On the Equilibria of Planes, Table of Contents

4. The center of the weight of every segment enclosed by a straight-line and the section of a right angled cone is on the diameter of the segment.

(diagram 1) Let there be a segment as stated, ABG; let BD be its diameter. One must prove that the center of the weight of the mentioned segment is on BD.

(diagram 2) For otherwise, let it be E, and let EZ be drawn through it parallel to BD, and let a triangle, ABG having the same base and equal height be inscribed in the segment, and (diagram 3) triangle ABG also have this ratio to area K: the ratio that GZ has to ZD. (diagram 4) But let a rectilinar figure be inscribed familiarly in the segment so that the remaining segments are less than K. (*e1*) (diagram 5) In fact, the center of the weight of the inscribed rectilinear figure is on BD. (II prop. 2) Let it be Q and let QE be joined and extended, and let GL be drawn parallel to BD. It is clear, in fact, that the rectilinear figure inscribed in the segment has a larger ratio to the remaining segments than triangle ABG has to K. But as triangle ABG is to K so is GZ to ZD. Therefore, the inscribed rectilinear figure also has a larger ratio to the left over segments than GZ to ZD, that is, LE to EQ. (diagram 6) And so, let ME have the same ratio, of the rectilinear figure to the segments.
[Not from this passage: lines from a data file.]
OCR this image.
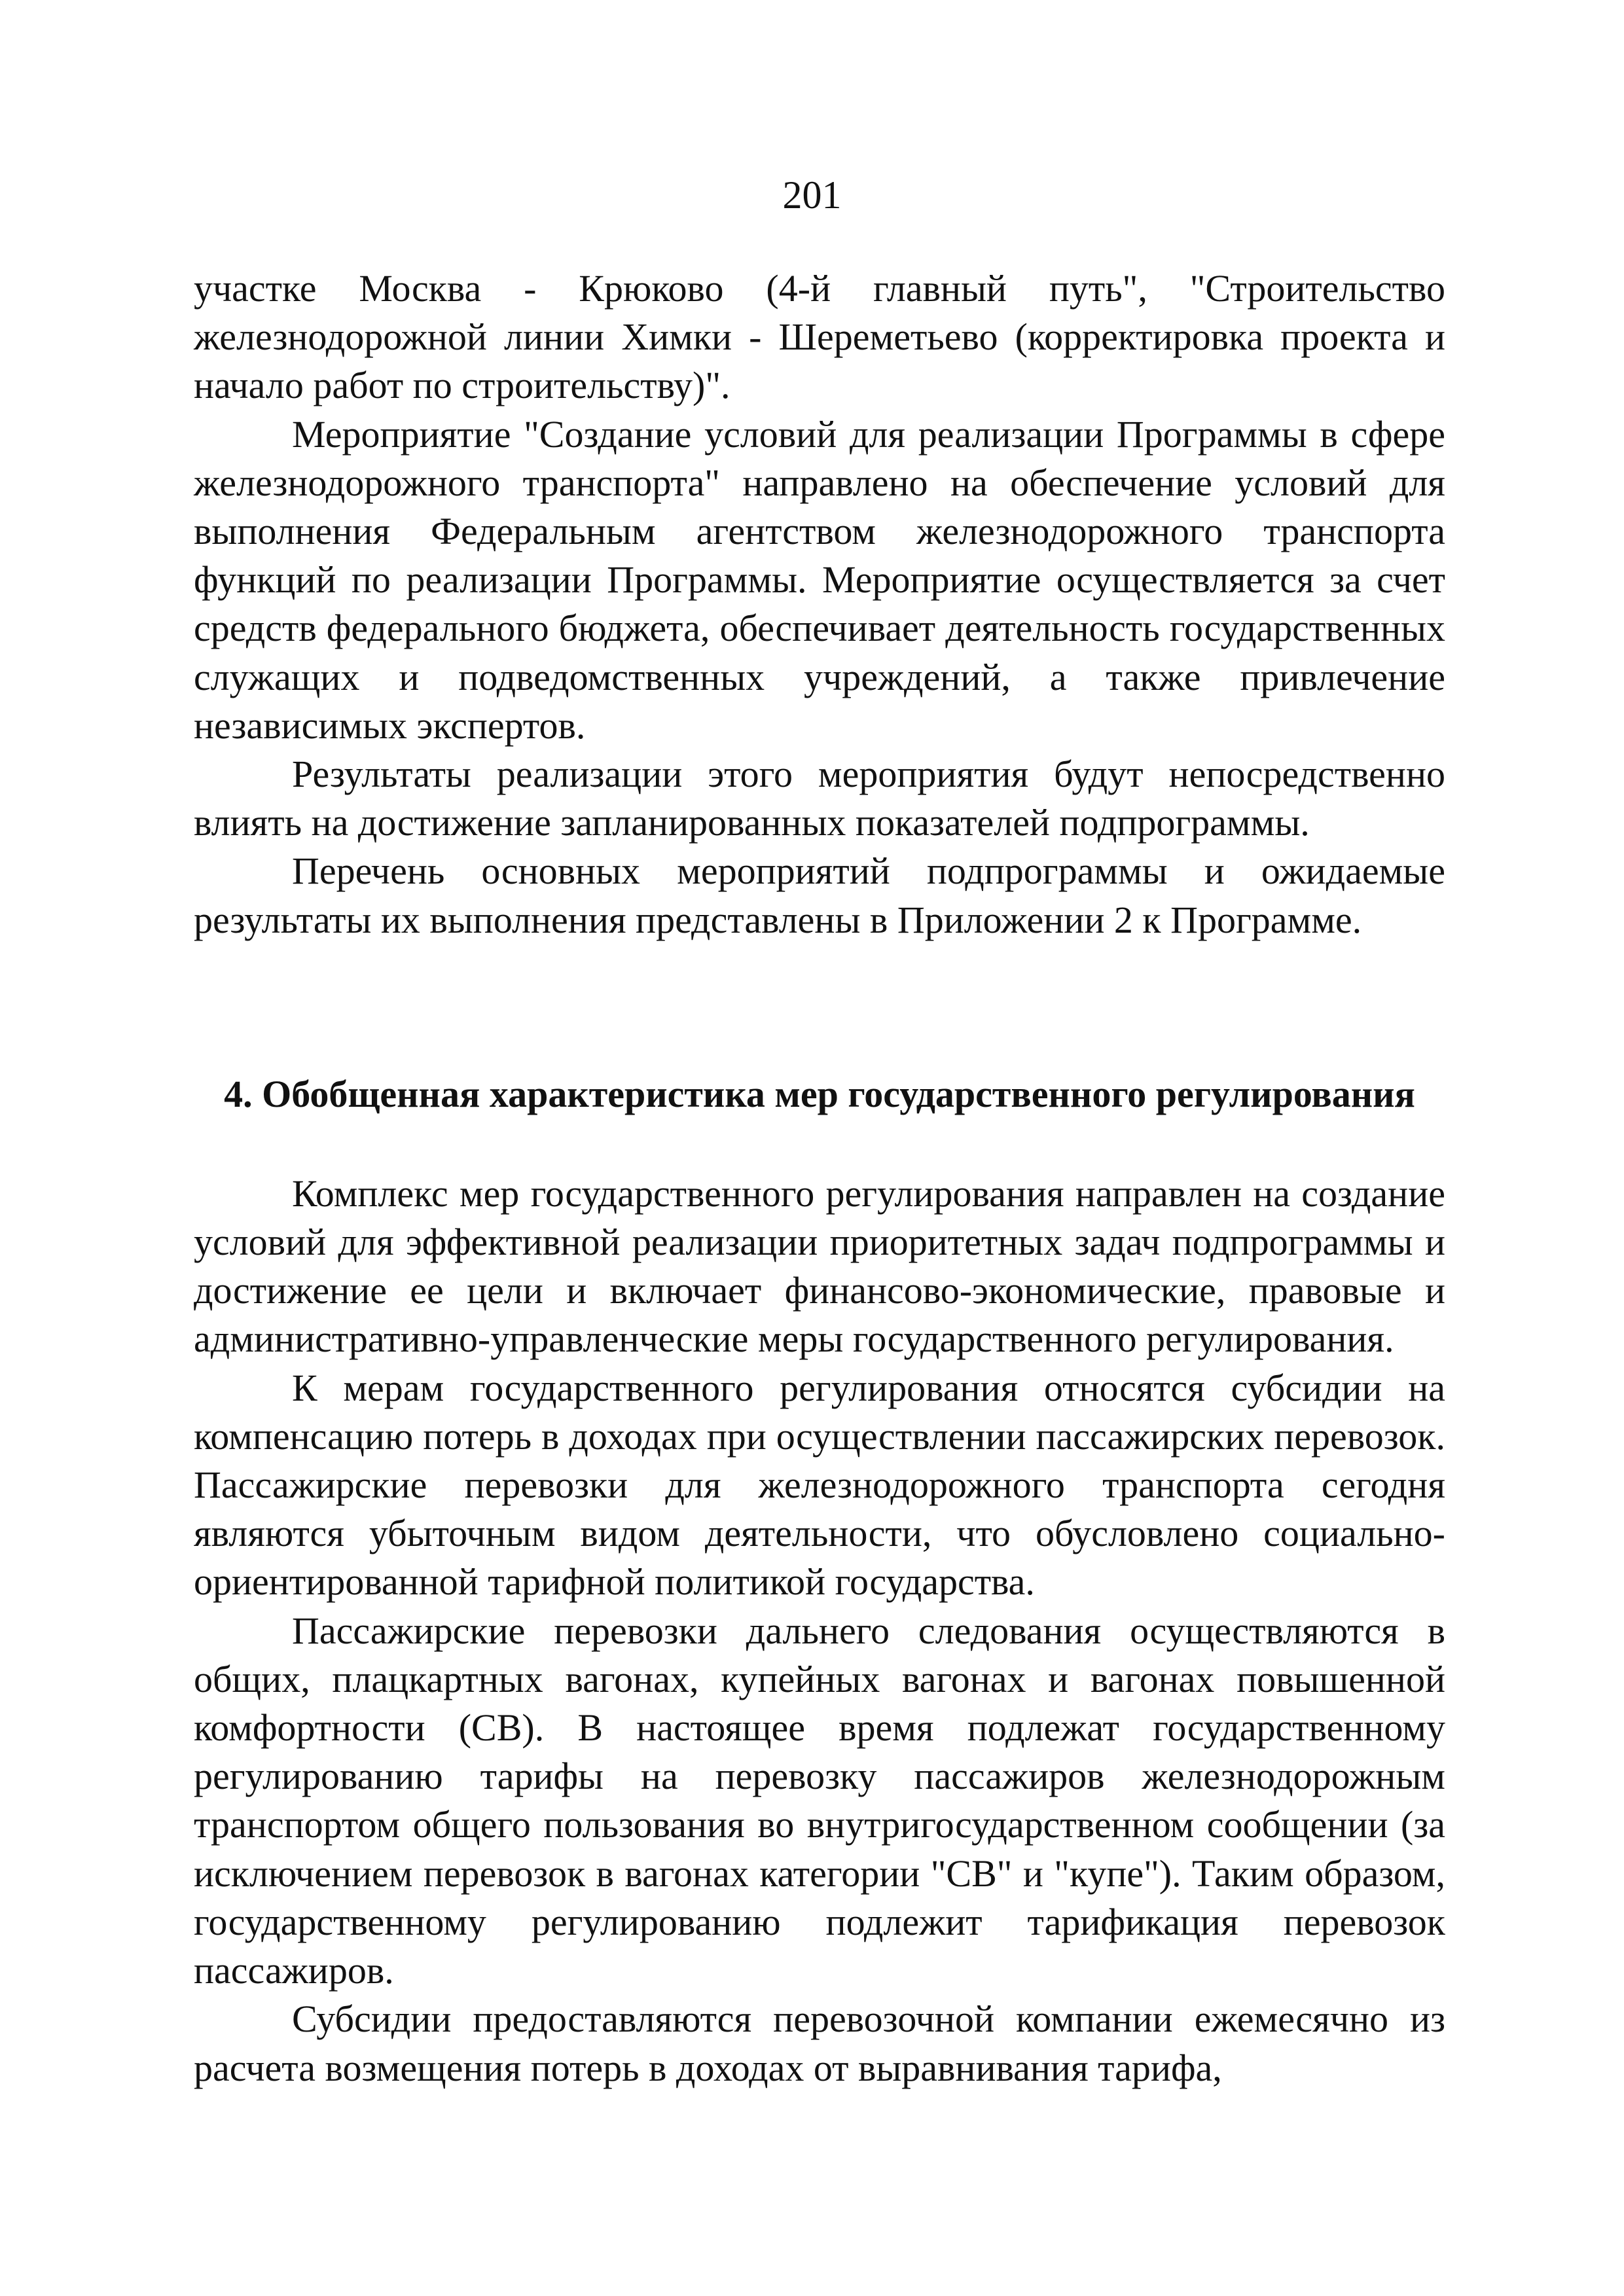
201

участке Москва - Крюково (4-й главный путь", "Строительство железнодорожной линии Химки - Шереметьево (корректировка проекта и начало работ по строительству)".

Мероприятие "Создание условий для реализации Программы в сфере железнодорожного транспорта" направлено на обеспечение условий для выполнения Федеральным агентством железнодорожного транспорта функций по реализации Программы. Мероприятие осуществляется за счет средств федерального бюджета, обеспечивает деятельность государственных служащих и подведомственных учреждений, а также привлечение независимых экспертов.

Результаты реализации этого мероприятия будут непосредственно влиять на достижение запланированных показателей подпрограммы.

Перечень основных мероприятий подпрограммы и ожидаемые результаты их выполнения представлены в Приложении 2 к Программе.

4. Обобщенная характеристика мер государственного регулирования

Комплекс мер государственного регулирования направлен на создание условий для эффективной реализации приоритетных задач подпрограммы и достижение ее цели и включает финансово-экономические, правовые и административно-управленческие меры государственного регулирования.

К мерам государственного регулирования относятся субсидии на компенсацию потерь в доходах при осуществлении пассажирских перевозок. Пассажирские перевозки для железнодорожного транспорта сегодня являются убыточным видом деятельности, что обусловлено социально-ориентированной тарифной политикой государства.

Пассажирские перевозки дальнего следования осуществляются в общих, плацкартных вагонах, купейных вагонах и вагонах повышенной комфортности (СВ). В настоящее время подлежат государственному регулированию тарифы на перевозку пассажиров железнодорожным транспортом общего пользования во внутригосударственном сообщении (за исключением перевозок в вагонах категории "СВ" и "купе"). Таким образом, государственному регулированию подлежит тарификация перевозок пассажиров.

Субсидии предоставляются перевозочной компании ежемесячно из расчета возмещения потерь в доходах от выравнивания тарифа,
And so, since E is the center of the whole segment, and Q of the rectilinear figure inscribed in it, it is clear that the center of the weight of a remainder, the magnitude composed from the left over segments is the point that arises
when QE is extended and some straight line is taken out which has to QE a ratio that the inscribed rectilinear figure has to the left over segments.(I prop. 8) Thus point M would be the center of the weight of the magnitude composed from the left over segments, which is impossible. (diagram 7) For when a line is drawn through M parallel to DB to the same points, all the left over segments will be (on it?). And so it is clear that the center of the weight is on BD.
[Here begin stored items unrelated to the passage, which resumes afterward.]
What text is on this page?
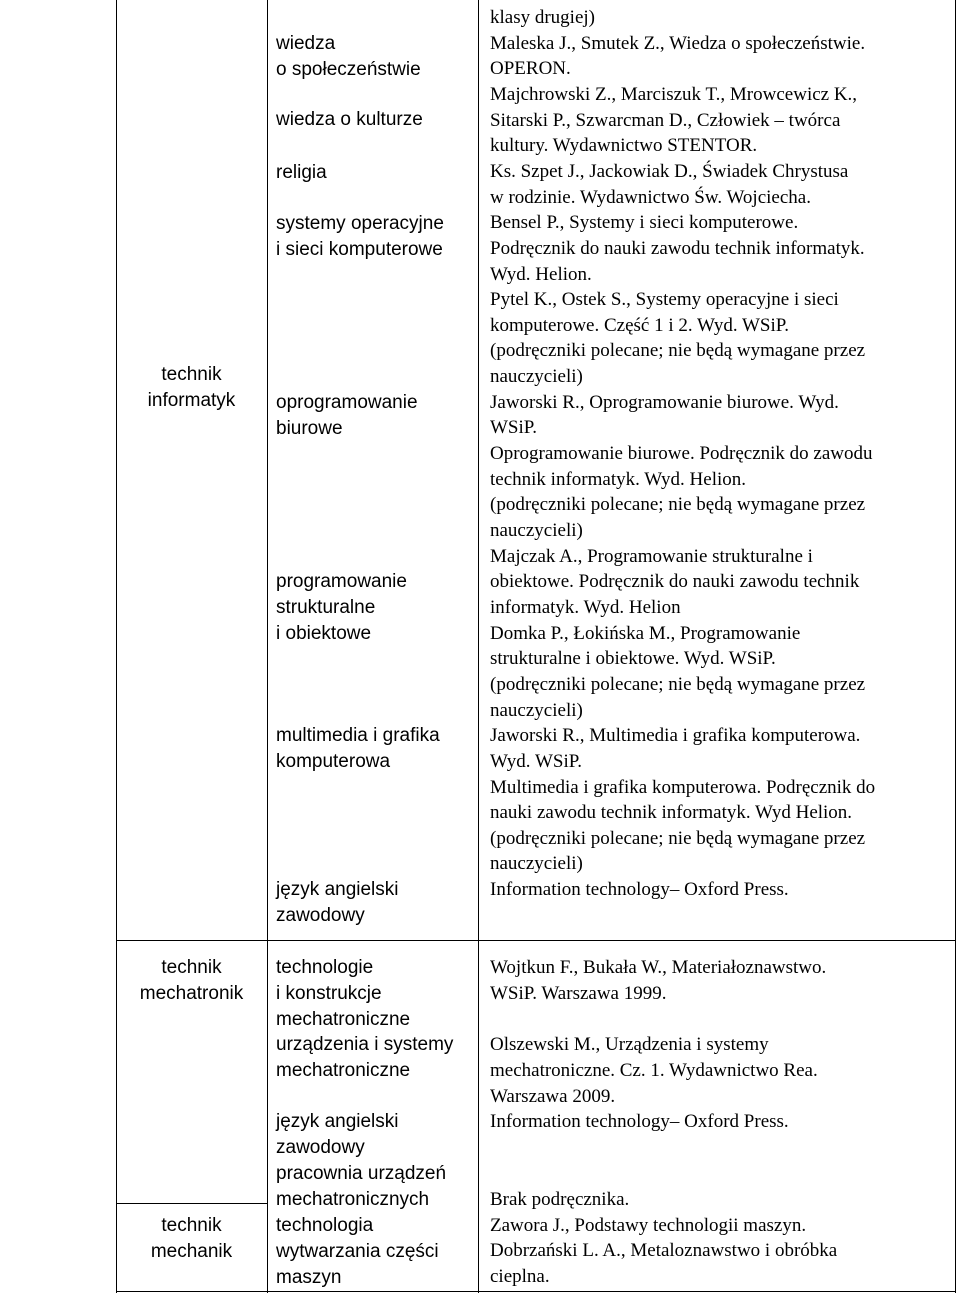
technik
informatyk
wiedza
o społeczeństwie
wiedza o kulturze
religia
systemy operacyjne
i sieci komputerowe
oprogramowanie
biurowe
programowanie
strukturalne
i obiektowe
multimedia i grafika
komputerowa
język angielski
zawodowy
klasy drugiej)
Maleska J., Smutek Z., Wiedza o społeczeństwie.
OPERON.
Majchrowski Z., Marciszuk T., Mrowcewicz K.,
Sitarski P., Szwarcman D., Człowiek – twórca
kultury. Wydawnictwo STENTOR.
Ks. Szpet J., Jackowiak D., Świadek Chrystusa
w rodzinie. Wydawnictwo Św. Wojciecha.
Bensel P., Systemy i sieci komputerowe.
Podręcznik do nauki zawodu technik informatyk.
Wyd. Helion.
Pytel K., Ostek S., Systemy operacyjne i sieci
komputerowe. Część 1 i 2. Wyd. WSiP.
(podręczniki polecane; nie będą wymagane przez
nauczycieli)
Jaworski R., Oprogramowanie biurowe. Wyd.
WSiP.
Oprogramowanie biurowe. Podręcznik do zawodu
technik informatyk. Wyd. Helion.
(podręczniki polecane; nie będą wymagane przez
nauczycieli)
Majczak A., Programowanie strukturalne i
obiektowe. Podręcznik do nauki zawodu technik
informatyk. Wyd. Helion
Domka P., Łokińska M., Programowanie
strukturalne i obiektowe. Wyd. WSiP.
(podręczniki polecane; nie będą wymagane przez
nauczycieli)
Jaworski R., Multimedia i grafika komputerowa.
Wyd. WSiP.
Multimedia i grafika komputerowa. Podręcznik do
nauki zawodu technik informatyk. Wyd Helion.
(podręczniki polecane; nie będą wymagane przez
nauczycieli)
Information technology– Oxford Press.
technik
mechatronik
technologie
i konstrukcje
mechatroniczne
urządzenia i systemy
mechatroniczne
język angielski
zawodowy
pracownia urządzeń
mechatronicznych
technik
mechanik
technologia
wytwarzania części
maszyn
Wojtkun F., Bukała W., Materiałoznawstwo.
WSiP. Warszawa 1999.
Olszewski M., Urządzenia i systemy
mechatroniczne. Cz. 1. Wydawnictwo Rea.
Warszawa 2009.
Information technology– Oxford Press.
Brak podręcznika.
Zawora J., Podstawy technologii maszyn.
Dobrzański L. A., Metaloznawstwo i obróbka
cieplna.
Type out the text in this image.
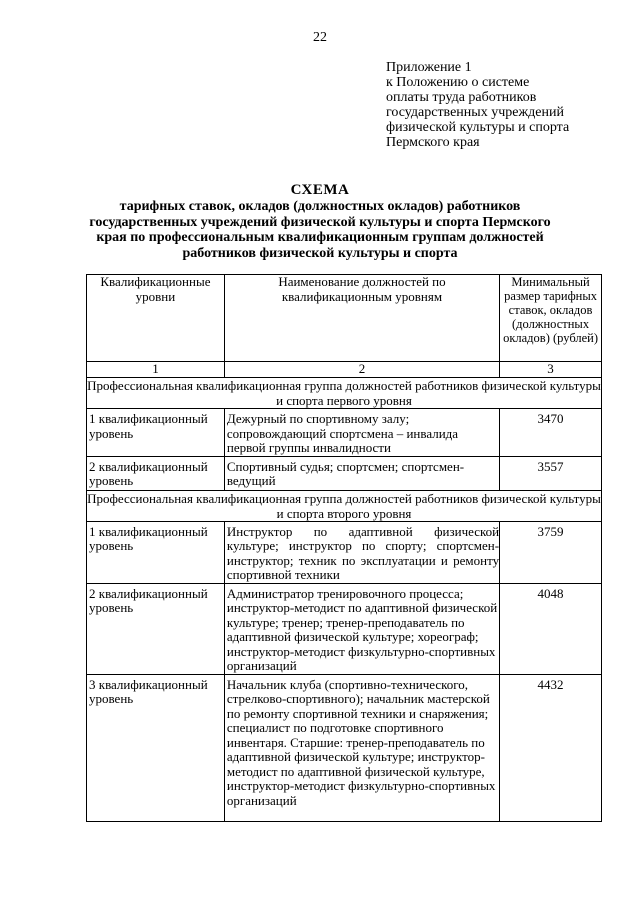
22
Приложение 1
к Положению о системе
оплаты труда работников
государственных учреждений
физической культуры и спорта
Пермского края
СХЕМА
тарифных ставок, окладов (должностных окладов) работников
государственных учреждений физической культуры и спорта Пермского
края по профессиональным квалификационным группам должностей
работников физической культуры и спорта
Квалификационные уровни	Наименование должностей по квалификационным уровням	Минимальный размер тарифных ставок, окладов (должностных окладов) (рублей)
1	2	3
Профессиональная квалификационная группа должностей работников физической культуры и спорта первого уровня		
1 квалификационный уровень	Дежурный по спортивному залу; сопровождающий спортсмена – инвалида первой группы инвалидности	3470
2 квалификационный уровень	Спортивный судья; спортсмен; спортсмен-ведущий	3557
Профессиональная квалификационная группа должностей работников физической культуры и спорта второго уровня		
1 квалификационный уровень	Инструктор по адаптивной физической культуре; инструктор по спорту; спортсмен-инструктор; техник по эксплуатации и ремонту спортивной техники	3759
2 квалификационный уровень	Администратор тренировочного процесса; инструктор-методист по адаптивной физической культуре; тренер; тренер-преподаватель по адаптивной физической культуре; хореограф; инструктор-методист физкультурно-спортивных организаций	4048
3 квалификационный уровень	Начальник клуба (спортивно-технического, стрелково-спортивного); начальник мастерской по ремонту спортивной техники и снаряжения; специалист по подготовке спортивного инвентаря. Старшие: тренер-преподаватель по адаптивной физической культуре; инструктор-методист по адаптивной физической культуре, инструктор-методист физкультурно-спортивных организаций	4432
Commentary of Eutocius, pp. 286.10-15:

On the 4th

“But let a rectilinar figure be inscribed familiarly in the segment so that the remaining segments are less than K.” But this is obvious from what was stated in the tenth book of the *Elements* (X 1?) and the first book of *On the Sphere and Cylinder* (Heiberg suggests I 6). (At most these books show how might prove the claim.)